「ロボコンの経験はエンジニアの就職に有利です。」

授業中、先生がそう言うたびに、僕たちは笑っていた。
「また言ってるよ」って。
でも気になって、試しにAIに聞いてみた。
GoogleのGeminiを開いて、こう打ち込んだ。
「ロボコンの経験はエンジニアの就職に有利?」
すぐに返ってきた答えはこうだった。
「非常に有利に働きます。ロボコン経験はチーム開発力、課題解決力、創造性を示す具体的な実績として評価されます。」
え、本当なんだ。
正直、驚いた。僕の中では「趣味の延長」くらいにしか思っていなかった。
それならもう少し調べてみようと思って、次の質問を投げた。
「ロボコンを通じた教育をしている西日本の大学は?」
するとAIの答えに「岡山理科大学」の文字が出てきた。
まさか、自分の大学がヒットするとは思っていなかった。
「うち、そんなに有名じゃないでしょ?」と思いながらも、半信半疑でさらに聞いた。
「この教育で評価が高い大学は?」
AIの返答はこうだった。
「岡山理科大学が特筆されています。」
え!? ほんとに?それもまさかの“特筆”。
気になってもう一度確認。
「それはどこの学科?」
「情報理工学科です。」
……完全に、僕のいる学科だった。
回路を組んだり、センサを使ってロボットを制御したり。
最初はただの工作だと思っていたけれど、チームで動くうちに「計画力」「問題解決能力」「コミュニケーション能力」など、いろんな力が自然と鍛えられていく。
去年、チームでつくったロボットがコンテストで完走したときの達成感は忘れられない。
ロボットの動きよりも嬉しかったのは、メンバーと一緒に問題を解決できた瞬間だ。
プログラムを書く人、パーツを削る人、動作を調整する人。役割はバラバラだけど皆一つのゴールに向かって動いた。
それをAIが「就職に有利」と言ってくれたのは、なんだか誇らしかった。
たぶん、AIは僕らの汗も徹夜も知らない。でも、その中にある“チームで作る力”をちゃんと評価してくれた気がした。
「ロボコンは失敗と問題の連続。でも、それを解決できた時の笑顔が一番の報酬だ。」
あの言葉の意味が少し分かった気がする。
AIに教えられたのは、“評価されるためのスキル”じゃなく、“学ぶことを楽しむ力”だった。
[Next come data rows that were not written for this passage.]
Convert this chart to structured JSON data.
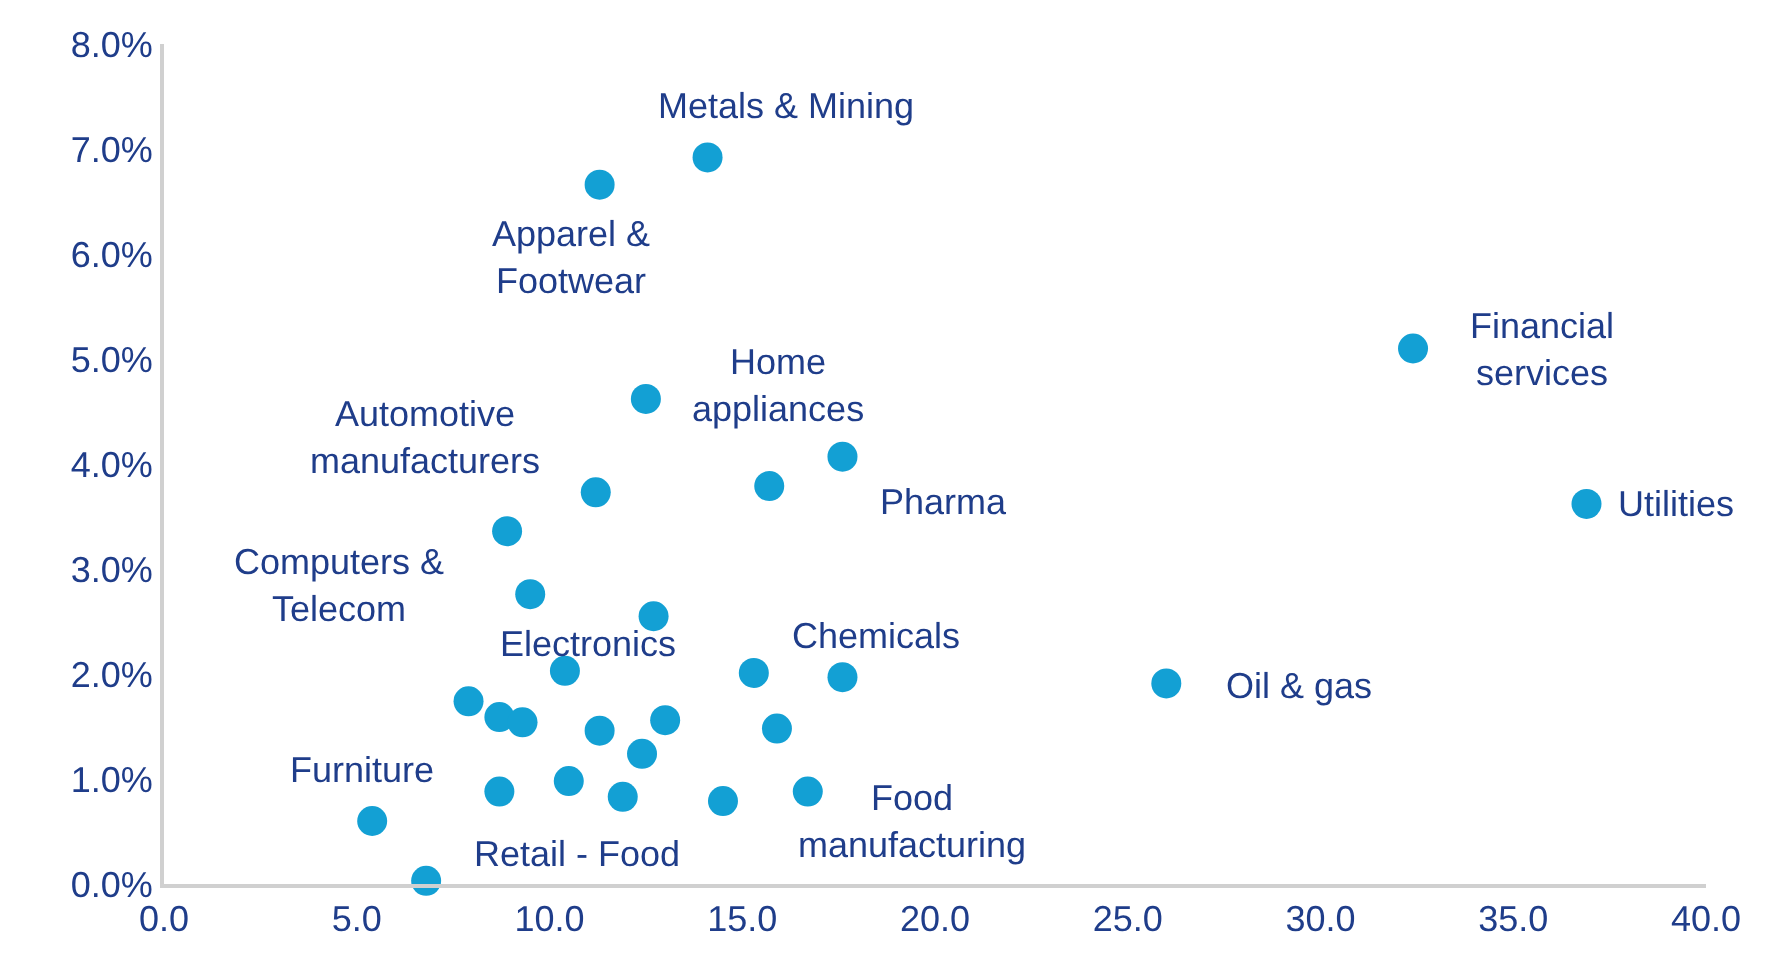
{
  "chart_data": {
    "type": "scatter",
    "x": [
      14.1,
      11.3,
      12.5,
      17.6,
      11.2,
      15.7,
      8.9,
      9.5,
      12.7,
      10.4,
      15.3,
      17.6,
      7.9,
      8.7,
      9.3,
      11.3,
      13.0,
      15.9,
      12.4,
      8.7,
      10.5,
      11.9,
      14.5,
      16.7,
      5.4,
      6.8,
      26.0,
      32.4,
      36.9
    ],
    "series": [
      {
        "color": "#13a0d4",
        "values": [
          6.92,
          6.66,
          4.62,
          4.07,
          3.73,
          3.79,
          3.36,
          2.76,
          2.55,
          2.03,
          2.01,
          1.97,
          1.74,
          1.59,
          1.54,
          1.46,
          1.56,
          1.48,
          1.24,
          0.88,
          0.98,
          0.83,
          0.79,
          0.88,
          0.6,
          0.03,
          1.91,
          5.1,
          3.62
        ]
      }
    ],
    "xlim": [
      0,
      40
    ],
    "ylim": [
      0,
      8
    ],
    "xticks": [
      {
        "value": 0,
        "label": "0.0"
      },
      {
        "value": 5,
        "label": "5.0"
      },
      {
        "value": 10,
        "label": "10.0"
      },
      {
        "value": 15,
        "label": "15.0"
      },
      {
        "value": 20,
        "label": "20.0"
      },
      {
        "value": 25,
        "label": "25.0"
      },
      {
        "value": 30,
        "label": "30.0"
      },
      {
        "value": 35,
        "label": "35.0"
      },
      {
        "value": 40,
        "label": "40.0"
      }
    ],
    "yticks": [
      {
        "value": 0,
        "label": "0.0%"
      },
      {
        "value": 1,
        "label": "1.0%"
      },
      {
        "value": 2,
        "label": "2.0%"
      },
      {
        "value": 3,
        "label": "3.0%"
      },
      {
        "value": 4,
        "label": "4.0%"
      },
      {
        "value": 5,
        "label": "5.0%"
      },
      {
        "value": 6,
        "label": "6.0%"
      },
      {
        "value": 7,
        "label": "7.0%"
      },
      {
        "value": 8,
        "label": "8.0%"
      }
    ],
    "grid": false,
    "marker": "circle",
    "annotations": [
      {
        "text": "Metals & Mining",
        "x": 14.1,
        "y": 6.92
      },
      {
        "text": "Apparel &\nFootwear",
        "x": 11.3,
        "y": 6.66
      },
      {
        "text": "Home\nappliances",
        "x": 12.5,
        "y": 4.62
      },
      {
        "text": "Pharma",
        "x": 17.6,
        "y": 4.07
      },
      {
        "text": "Automotive\nmanufacturers",
        "x": 11.2,
        "y": 3.73
      },
      {
        "text": "Computers &\nTelecom",
        "x": 9.5,
        "y": 2.76
      },
      {
        "text": "Electronics",
        "x": 10.4,
        "y": 2.03
      },
      {
        "text": "Chemicals",
        "x": 17.6,
        "y": 1.97
      },
      {
        "text": "Furniture",
        "x": 5.4,
        "y": 0.6
      },
      {
        "text": "Retail - Food",
        "x": 6.8,
        "y": 0.03
      },
      {
        "text": "Food\nmanufacturing",
        "x": 16.7,
        "y": 0.88
      },
      {
        "text": "Oil & gas",
        "x": 26.0,
        "y": 1.91
      },
      {
        "text": "Financial\nservices",
        "x": 32.4,
        "y": 5.1
      },
      {
        "text": "Utilities",
        "x": 36.9,
        "y": 3.62
      }
    ]
  }
}
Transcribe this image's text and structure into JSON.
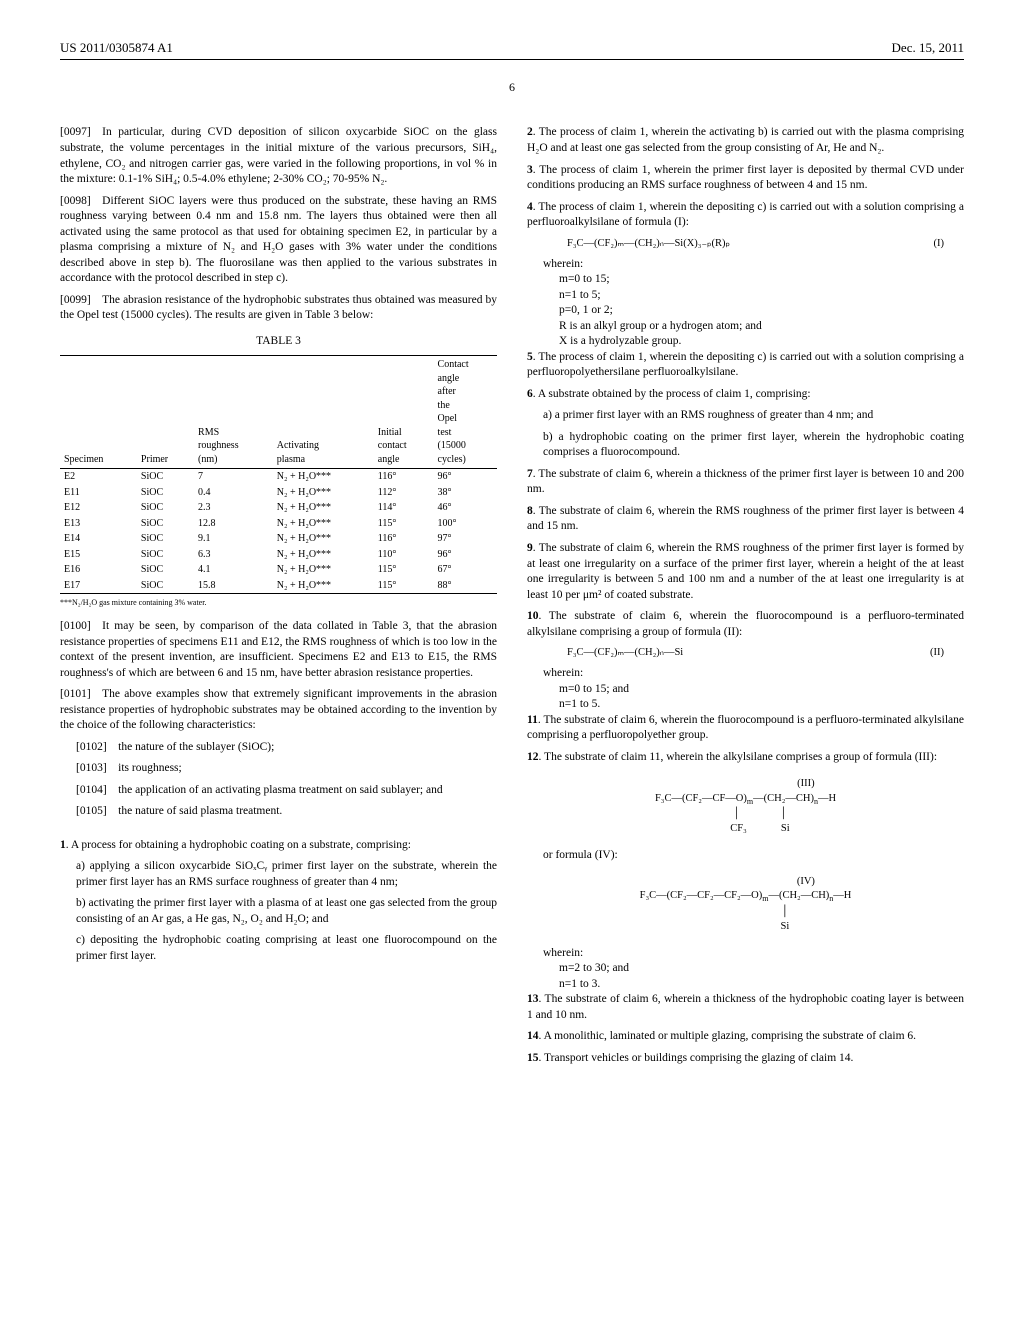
{
  "header": {
    "pub_number": "US 2011/0305874 A1",
    "date": "Dec. 15, 2011"
  },
  "page_num": "6",
  "left": {
    "p97": "[0097] In particular, during CVD deposition of silicon oxycarbide SiOC on the glass substrate, the volume percentages in the initial mixture of the various precursors, SiH₄, ethylene, CO₂ and nitrogen carrier gas, were varied in the following proportions, in vol % in the mixture: 0.1-1% SiH₄; 0.5-4.0% ethylene; 2-30% CO₂; 70-95% N₂.",
    "p98": "[0098] Different SiOC layers were thus produced on the substrate, these having an RMS roughness varying between 0.4 nm and 15.8 nm. The layers thus obtained were then all activated using the same protocol as that used for obtaining specimen E2, in particular by a plasma comprising a mixture of N₂ and H₂O gases with 3% water under the conditions described above in step b). The fluorosilane was then applied to the various substrates in accordance with the protocol described in step c).",
    "p99": "[0099] The abrasion resistance of the hydrophobic substrates thus obtained was measured by the Opel test (15000 cycles). The results are given in Table 3 below:",
    "table_title": "TABLE 3",
    "table": {
      "headers": [
        "Specimen",
        "Primer",
        "RMS\nroughness\n(nm)",
        "Activating\nplasma",
        "Initial\ncontact\nangle",
        "Contact\nangle\nafter\nthe\nOpel\ntest\n(15000\ncycles)"
      ],
      "rows": [
        [
          "E2",
          "SiOC",
          "7",
          "N₂ + H₂O***",
          "116°",
          "96°"
        ],
        [
          "E11",
          "SiOC",
          "0.4",
          "N₂ + H₂O***",
          "112°",
          "38°"
        ],
        [
          "E12",
          "SiOC",
          "2.3",
          "N₂ + H₂O***",
          "114°",
          "46°"
        ],
        [
          "E13",
          "SiOC",
          "12.8",
          "N₂ + H₂O***",
          "115°",
          "100°"
        ],
        [
          "E14",
          "SiOC",
          "9.1",
          "N₂ + H₂O***",
          "116°",
          "97°"
        ],
        [
          "E15",
          "SiOC",
          "6.3",
          "N₂ + H₂O***",
          "110°",
          "96°"
        ],
        [
          "E16",
          "SiOC",
          "4.1",
          "N₂ + H₂O***",
          "115°",
          "67°"
        ],
        [
          "E17",
          "SiOC",
          "15.8",
          "N₂ + H₂O***",
          "115°",
          "88°"
        ]
      ]
    },
    "footnote": "***N₂/H₂O gas mixture containing 3% water.",
    "p100": "[0100] It may be seen, by comparison of the data collated in Table 3, that the abrasion resistance properties of specimens E11 and E12, the RMS roughness of which is too low in the context of the present invention, are insufficient. Specimens E2 and E13 to E15, the RMS roughness's of which are between 6 and 15 nm, have better abrasion resistance properties.",
    "p101": "[0101] The above examples show that extremely significant improvements in the abrasion resistance properties of hydrophobic substrates may be obtained according to the invention by the choice of the following characteristics:",
    "p102": "[0102] the nature of the sublayer (SiOC);",
    "p103": "[0103] its roughness;",
    "p104": "[0104] the application of an activating plasma treatment on said sublayer; and",
    "p105": "[0105] the nature of said plasma treatment.",
    "claim1_intro": ". A process for obtaining a hydrophobic coating on a substrate, comprising:",
    "c1a": "a) applying a silicon oxycarbide SiOₓCᵧ primer first layer on the substrate, wherein the primer first layer has an RMS surface roughness of greater than 4 nm;",
    "c1b": "b) activating the primer first layer with a plasma of at least one gas selected from the group consisting of an Ar gas, a He gas, N₂, O₂ and H₂O; and",
    "c1c": "c) depositing the hydrophobic coating comprising at least one fluorocompound on the primer first layer."
  },
  "right": {
    "c2": ". The process of claim 1, wherein the activating b) is carried out with the plasma comprising H₂O and at least one gas selected from the group consisting of Ar, He and N₂.",
    "c3": ". The process of claim 1, wherein the primer first layer is deposited by thermal CVD under conditions producing an RMS surface roughness of between 4 and 15 nm.",
    "c4": ". The process of claim 1, wherein the depositing c) is carried out with a solution comprising a perfluoroalkylsilane of formula (I):",
    "f1": "F₃C—(CF₂)ₘ—(CH₂)ₙ—Si(X)₃₋ₚ(R)ₚ",
    "f1_label": "(I)",
    "wherein": "wherein:",
    "m0": "m=0 to 15;",
    "n1": "n=1 to 5;",
    "p0": "p=0, 1 or 2;",
    "r_is": "R is an alkyl group or a hydrogen atom; and",
    "x_is": "X is a hydrolyzable group.",
    "c5": ". The process of claim 1, wherein the depositing c) is carried out with a solution comprising a perfluoropolyethersilane perfluoroalkylsilane.",
    "c6": ". A substrate obtained by the process of claim 1, comprising:",
    "c6a": "a) a primer first layer with an RMS roughness of greater than 4 nm; and",
    "c6b": "b) a hydrophobic coating on the primer first layer, wherein the hydrophobic coating comprises a fluorocompound.",
    "c7": ". The substrate of claim 6, wherein a thickness of the primer first layer is between 10 and 200 nm.",
    "c8": ". The substrate of claim 6, wherein the RMS roughness of the primer first layer is between 4 and 15 nm.",
    "c9": ". The substrate of claim 6, wherein the RMS roughness of the primer first layer is formed by at least one irregularity on a surface of the primer first layer, wherein a height of the at least one irregularity is between 5 and 100 nm and a number of the at least one irregularity is at least 10 per μm² of coated substrate.",
    "c10": ". The substrate of claim 6, wherein the fluorocompound is a perfluoro-terminated alkylsilane comprising a group of formula (II):",
    "f2": "F₃C—(CF₂)ₘ—(CH₂)ₙ—Si",
    "f2_label": "(II)",
    "m0_2": "m=0 to 15; and",
    "n1_2": "n=1 to 5.",
    "c11": ". The substrate of claim 6, wherein the fluorocompound is a perfluoro-terminated alkylsilane comprising a perfluoropolyether group.",
    "c12": ". The substrate of claim 11, wherein the alkylsilane comprises a group of formula (III):",
    "f3_label": "(III)",
    "or_f4": "or formula (IV):",
    "f4_label": "(IV)",
    "m2": "m=2 to 30; and",
    "n1_3": "n=1 to 3.",
    "c13": ". The substrate of claim 6, wherein a thickness of the hydrophobic coating layer is between 1 and 10 nm.",
    "c14": ". A monolithic, laminated or multiple glazing, comprising the substrate of claim 6.",
    "c15": ". Transport vehicles or buildings comprising the glazing of claim 14."
  }
}
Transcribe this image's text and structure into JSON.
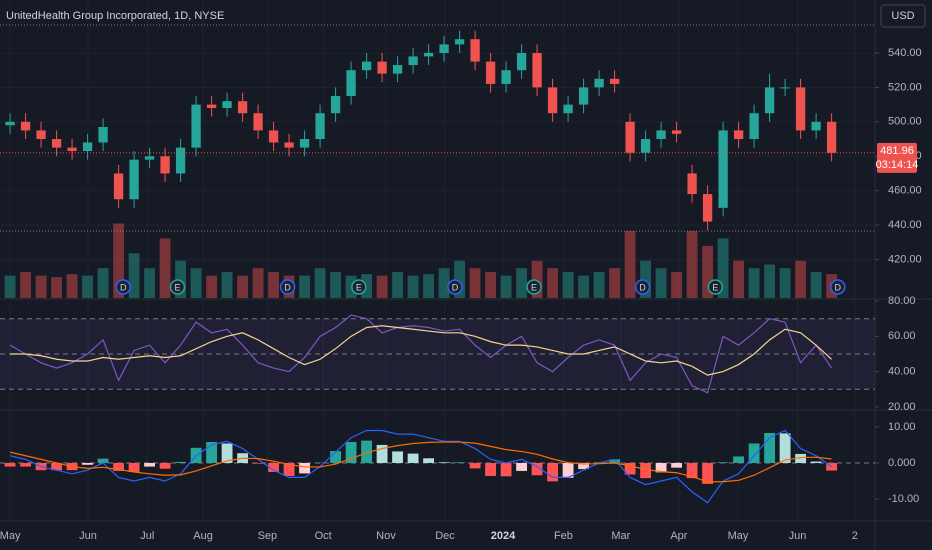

もしかすると、AIの答えは単なるデータの一部かもしれない。
でも、僕の中では確かな“再確認”になった。
「この学科でやってること、ちゃんと意味があるんだ」って。
最近は、ロボコンの後輩たちが授業後も残って、ロボットの動きを調整している。
僕も思わず手伝いたくなってしまう。
AIに言われなくても、
こうして夜遅くまで夢中になれる場所があること自体が、もう“有利”なんじゃないかと思う。
Geminiが学習したのか、僕が成長したのかは分からないけれど、確かなのは――。
ロボコンは、僕を“動かす原動力”になっているということ。
高校生にひとこと!
AIが答えをくれる時代だけど、「自分で動かしてみる」経験は、どんな技術よりも強い。ロボットを動かすたびに、自分も少しずつ動き出す。
岡山理科大学の情報理工学科は、そんな“挑戦の連鎖”が生まれる場所だ。